Rathore è evidentemente un ultrà del modismo, tanto da aver coronato la sua valutazione dell’operato delle forze armate indiane con un eloquente tweet traducibile con «L’esercito indiano colpisce al cuore i miliziani. Una decisione importante presa dal forte primo ministro Narendra Modi #56inchrocks». L’hashtag #56inchrocks è particolarmente preoccupante se lanciato da una carica istituzionale: il riferimento è a una frase di Narendra Modi in un comizio  dell’anno scorso in cui l’allora chief minister del Guarat sfidava il leader del Samajwadi Party Mulayam Singh Yadav, usando come leva il suo (di Modi) proverbiale "torace da 56 pollici".

Uno sfoggio di machismo quantomeno inappropriato in politica estera e esclusivamente deleterio nelle strategie militari, come spiega brillantemente Pratap Bhanu Mehta in questo commento su Indian Express.

Rathore, tra l’altro colonnello dell’esercito, ha spiegato ai media che la decisione di inseguire i militanti è stata presa da Narendra Modi in persona, alimentando ulteriormente la fama di Uomo Forte al Potere di cui NaMo gode ampiamente nel paese.

 

Le dichiarzioni di Rathore hanno scatenato diverse polemiche dentro e fuori il paese. Il Congress ha attaccato la dichiarazione «irresponsabile» del colonnello, mentre anche negli ambienti del Bjp l’entusiasmo bellico di Rathore ha portato diversi imbarazzi interni. Narendra Modi, saggio come al solito, su tutta la faccenda non ha detto ancora una virgola (e non la dirà).
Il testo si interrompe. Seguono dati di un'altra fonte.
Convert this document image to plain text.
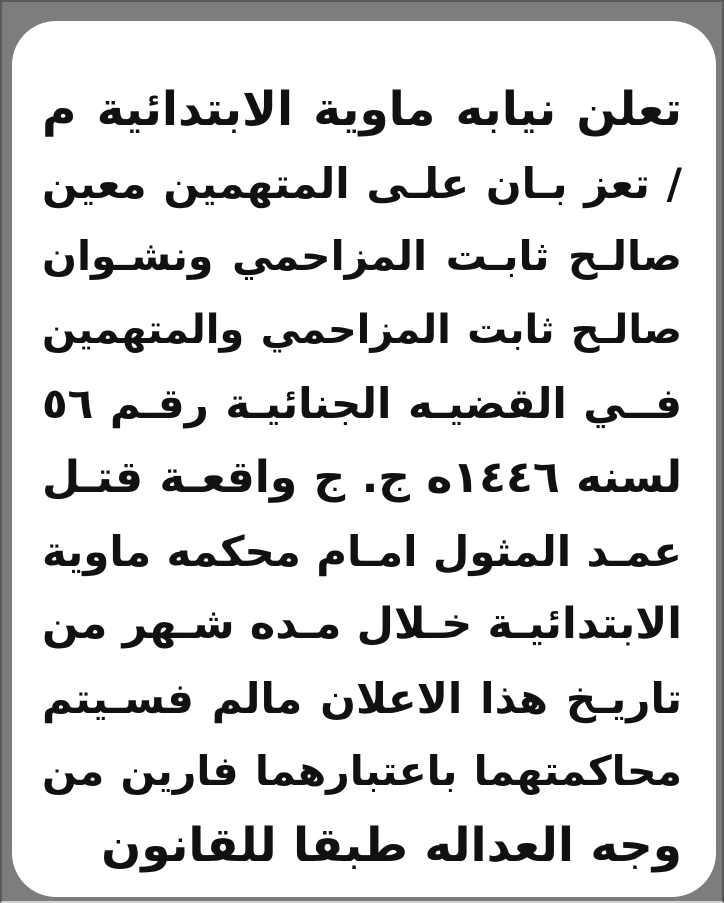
تعلن نيابه ماوية الابتدائية م
/ تعز بـان علـى المتهمين معين
صالـح ثابـت المزاحمي ونشـوان
صالـح ثابت المزاحمي والمتهمين
فــي القضيـه الجنائيـة رقـم ٥٦
لسنه ١٤٤٦ه ج. ج واقعـة قتـل
عمـد المثول امـام محكمه ماوية
الابتدائيـة خـلال مـده شـهر من
تاريـخ هذا الاعلان مالم فسـيتم
محاكمتهما باعتبارهما فارين من
وجه العداله طبقا للقانون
Nel frattempo in Myanmar il presidente Thein Sein ha provato a contenere il danno d’immagine di un capo di stato che permette senza battere ciglio a un esercito straniero di fare quello che gli pare a casa sua, mandando il suo portavoce a chiarire che l’operazione è stata condotta in collaborazione con l’esercito birmano (non è chiaro se a livello di intelligence o materialmente con soldati sul campo) e, soprattutto, all’interno dei confini indiani. Una realtà parallela ampiamente smentita dalle informazioni fatte filtrare, probabilmente a bella posta, dal governo federale di New Delhi.

Anche in Pakistan la reazione non si è fatta attendere. Il parlamento di Islamabad ha passato all’unanimità una risoluzione di condanna contro le «aperture ostili» dell’India, facendo muso duro a tutela della propria (poca) credibilità.

Insomma, nel gioco delle parti della geopolitica, tra smargiassate da spogliatoio e dichiarazioni obbligate, rimane l’ombra di un’India decisamente più propensa al pugno di ferro contro il terrorismo interno e oltreconfine.

Uno Stato-Rambo che galvanizza gli ultranazionalisti indiani ma che, se non affiancato almeno da un uguale interventismo diplomatico per risolvere i conflitti, rischia di alzare la tensione in aree già bollenti.